Restricted to REGULAR_VALUE and LABELED_VALUE metrics. The non-MQE metric types (HEATMAP / SAMPLED_RECORD) and the out-of-scope scopes (Process / ProcessRelation) are rejected with 400.

Query parameters:

Name Required Description
metric yes Metric name. Must resolve in ValueColumnMetadata.
start yes Time-range start. Same format as MQE Duration.start: yyyy-MM-dd (DAY), yyyy-MM-dd HH (HOUR), yyyy-MM-dd HHmm (MINUTE), yyyy-MM-dd HHmmss (SECOND). Note HHmm is no-separator — use 1230, not 12:30.
end yes Time-range end. Format mirrors start.
step yes One of MINUTE / HOUR / DAY. Must be one of the metric’s downsamplings.
limit no Server-side cap. Default 300, hard-capped at 300.

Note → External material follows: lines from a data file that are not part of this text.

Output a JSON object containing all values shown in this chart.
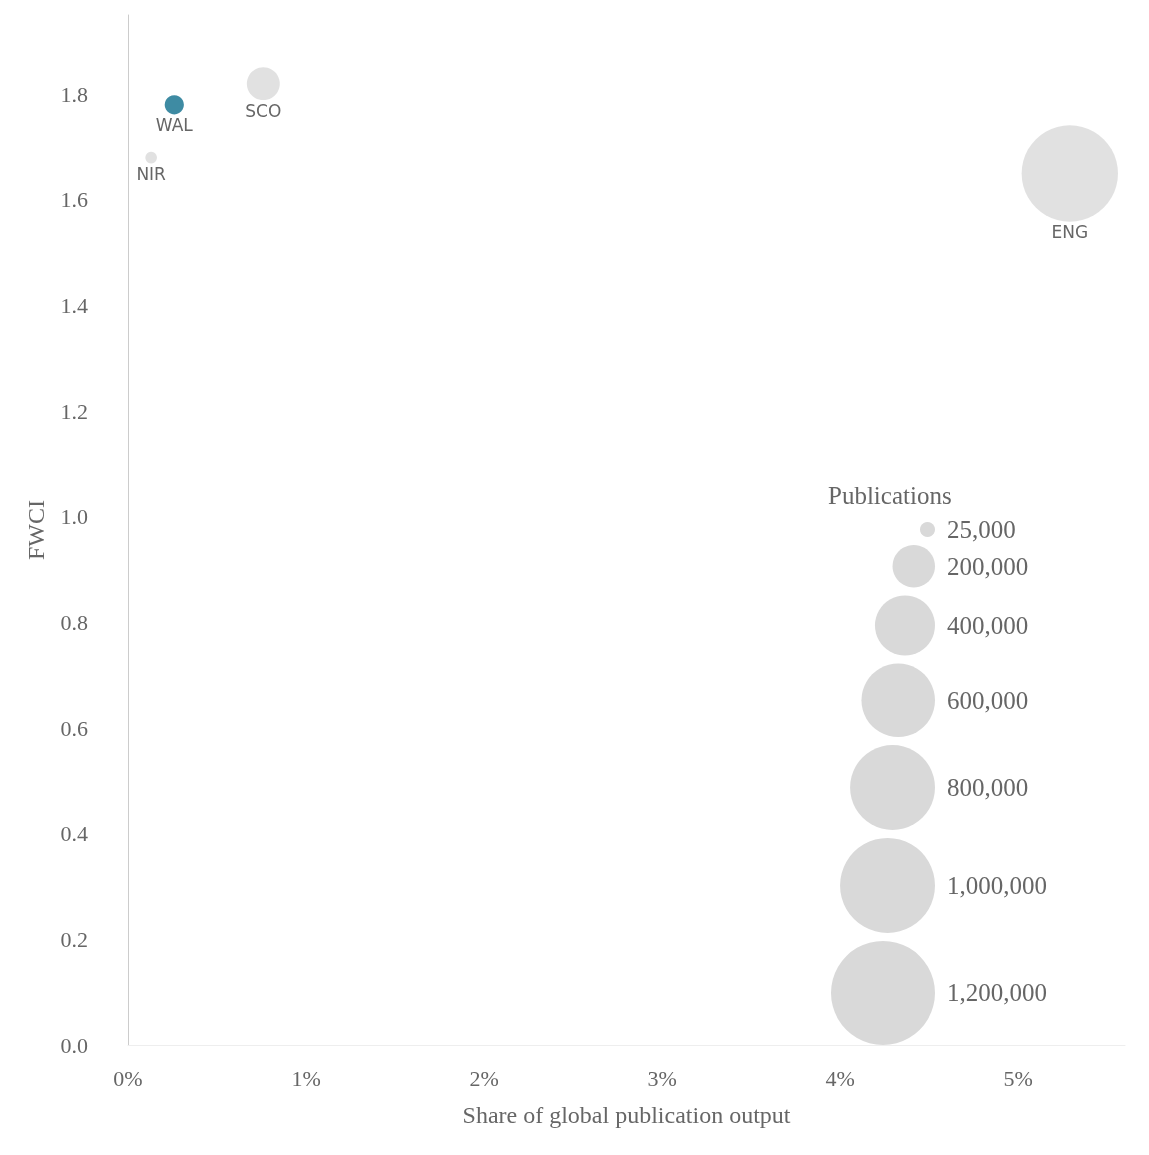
{
  "chart_data": {
    "type": "bubble",
    "xlabel": "Share of global publication output",
    "ylabel": "FWCI",
    "legend_title": "Publications",
    "x": [
      0.26,
      0.76,
      0.13,
      5.29
    ],
    "values": [
      1.78,
      1.82,
      1.68,
      1.65
    ],
    "sizes": [
      41000,
      120000,
      15000,
      1030000
    ],
    "colors": [
      "#0e6e8c",
      "#d9d9d9",
      "#d9d9d9",
      "#d9d9d9"
    ],
    "size_legend": [
      {
        "value": 25000,
        "label": "25,000"
      },
      {
        "value": 200000,
        "label": "200,000"
      },
      {
        "value": 400000,
        "label": "400,000"
      },
      {
        "value": 600000,
        "label": "600,000"
      },
      {
        "value": 800000,
        "label": "800,000"
      },
      {
        "value": 1000000,
        "label": "1,000,000"
      },
      {
        "value": 1200000,
        "label": "1,200,000"
      }
    ],
    "xlim": [
      0,
      5.6
    ],
    "xticks": [
      {
        "value": 0,
        "label": "0%"
      },
      {
        "value": 1,
        "label": "1%"
      },
      {
        "value": 2,
        "label": "2%"
      },
      {
        "value": 3,
        "label": "3%"
      },
      {
        "value": 4,
        "label": "4%"
      },
      {
        "value": 5,
        "label": "5%"
      }
    ],
    "ylim": [
      0,
      1.95
    ],
    "yticks": [
      {
        "value": 0,
        "label": "0.0"
      },
      {
        "value": 0.2,
        "label": "0.2"
      },
      {
        "value": 0.4,
        "label": "0.4"
      },
      {
        "value": 0.6,
        "label": "0.6"
      },
      {
        "value": 0.8,
        "label": "0.8"
      },
      {
        "value": 1,
        "label": "1.0"
      },
      {
        "value": 1.2,
        "label": "1.2"
      },
      {
        "value": 1.4,
        "label": "1.4"
      },
      {
        "value": 1.6,
        "label": "1.6"
      },
      {
        "value": 1.8,
        "label": "1.8"
      }
    ],
    "grid": false,
    "annotations": [
      {
        "text": "WAL",
        "x": 0.26,
        "y": 1.78
      },
      {
        "text": "SCO",
        "x": 0.76,
        "y": 1.82
      },
      {
        "text": "NIR",
        "x": 0.13,
        "y": 1.68
      },
      {
        "text": "ENG",
        "x": 5.29,
        "y": 1.65
      }
    ]
  }
}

The limit is applied as LIMIT N at the storage layer — it bounds the total rows scanned (300 ≈ 10 buckets × 30 entities), not 300 distinct entities. Backends dedup on entity_id before returning.

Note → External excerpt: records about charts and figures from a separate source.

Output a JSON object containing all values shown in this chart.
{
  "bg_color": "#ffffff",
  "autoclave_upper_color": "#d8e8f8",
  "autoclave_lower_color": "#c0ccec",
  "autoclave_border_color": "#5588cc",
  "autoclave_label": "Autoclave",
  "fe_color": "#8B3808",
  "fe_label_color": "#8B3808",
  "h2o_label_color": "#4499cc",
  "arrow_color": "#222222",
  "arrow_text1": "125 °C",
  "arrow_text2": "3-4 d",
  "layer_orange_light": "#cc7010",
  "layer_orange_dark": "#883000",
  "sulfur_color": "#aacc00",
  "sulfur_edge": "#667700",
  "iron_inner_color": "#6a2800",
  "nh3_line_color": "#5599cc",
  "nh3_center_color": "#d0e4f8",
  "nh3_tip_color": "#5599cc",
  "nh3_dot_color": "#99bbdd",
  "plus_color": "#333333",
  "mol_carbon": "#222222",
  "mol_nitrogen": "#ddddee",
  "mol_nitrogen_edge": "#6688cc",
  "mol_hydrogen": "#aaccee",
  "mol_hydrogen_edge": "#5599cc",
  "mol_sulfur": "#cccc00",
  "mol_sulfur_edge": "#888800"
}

Multi-layer services emit one row per layer. The mqeEntity block is identical across layer rows (MQE itself does not take a layer parameter); the duplication exists so the operator can pick any single layer as the investigation entry point. An empty result is { "rows": [] } — not an error.

Example — service_cpm over the last 10 minutes, with payment registered under both MESH and GENERAL:

curl 'http://oap-admin:17128/inspect/entities?metric=service_cpm&start=2026-05-10%201230&end=2026-05-10%201240&step=MINUTE'
{
  "metric": "service_cpm",
  "scope": "Service",
  "step": "MINUTE",
  "start": "2026-05-10 1230",
  "end":   "2026-05-10 1240",
  "rows": [
    {
      "entityId": "cGF5bWVudA==.1",
      "decoded": { "serviceName": "payment", "isReal": true },
      "layer": "GENERAL",
      "mqeEntity": {
        "scope": "Service",
        "serviceName": "payment",
        "normal": true
      }
    },
    {
      "entityId": "cGF5bWVudA==.1",
      "decoded": { "serviceName": "payment", "isReal": true },
      "layer": "MESH",
      "mqeEntity": {
        "scope": "Service",
        "serviceName": "payment",
        "normal": true
      }
    },
    {
      "entityId": "bXlzcWw=.0",
      "decoded": { "serviceName": "mysql", "isReal": false },
      "layer": "VIRTUAL_DATABASE",
      "mqeEntity": {
        "scope": "Service",
        "serviceName": "mysql",
        "normal": false
      }
    }
  ]
}

Discovering the OAP REST URL for the MQE follow-up

To keep the surface minimal, the inspect API does not introduce a separate discovery endpoint. Clients that need to learn which host:port serves the public GraphQL / MQE surface parse the response of the existing /debugging/config/dump — also hosted by the relocated status feature module — for core.restHost / core.restPort (or the sharing-server overrides if configured). One curl + jq once at session start is enough.

Errors

Status Body Cause
400 {"error":"unknown metric: foo"} Metric not in ValueColumnMetadata.
400 {"error":"step DAY not supported by metric foo (MINUTE,HOUR)"} Metric not materialised at the requested downsampling.
400 {"error":"metric type HEATMAP is not MQE-queryable; /inspect/entities only accepts REGULAR_VALUE and LABELED_VALUE"} Metric is HEATMAP (HISTOGRAM dataType).
400 {"error":"metric type SAMPLED_RECORD is out of scope for /inspect/entities"} Metric is SAMPLED_RECORD.
400 {"error":"process scope is out of scope"} Scope is Process / ProcessRelation.
400 {"error":"limit must be between 1 and 300"} limit out of range.

Limits

  • Per-call cap is 300 rows scanned at the storage layer, not relaxable via parameter. The 300 envelope tracks 10 buckets × 30 entities.
  • No caching layer in v1. The endpoints are intended for human-driven exploration, not high-frequency polling.
  • Process and ProcessRelation scopes are skipped because ProcessID is a SHA-256 hash with no decoder; readable rendering would require a ProcessTraffic join, deferred to a future revision.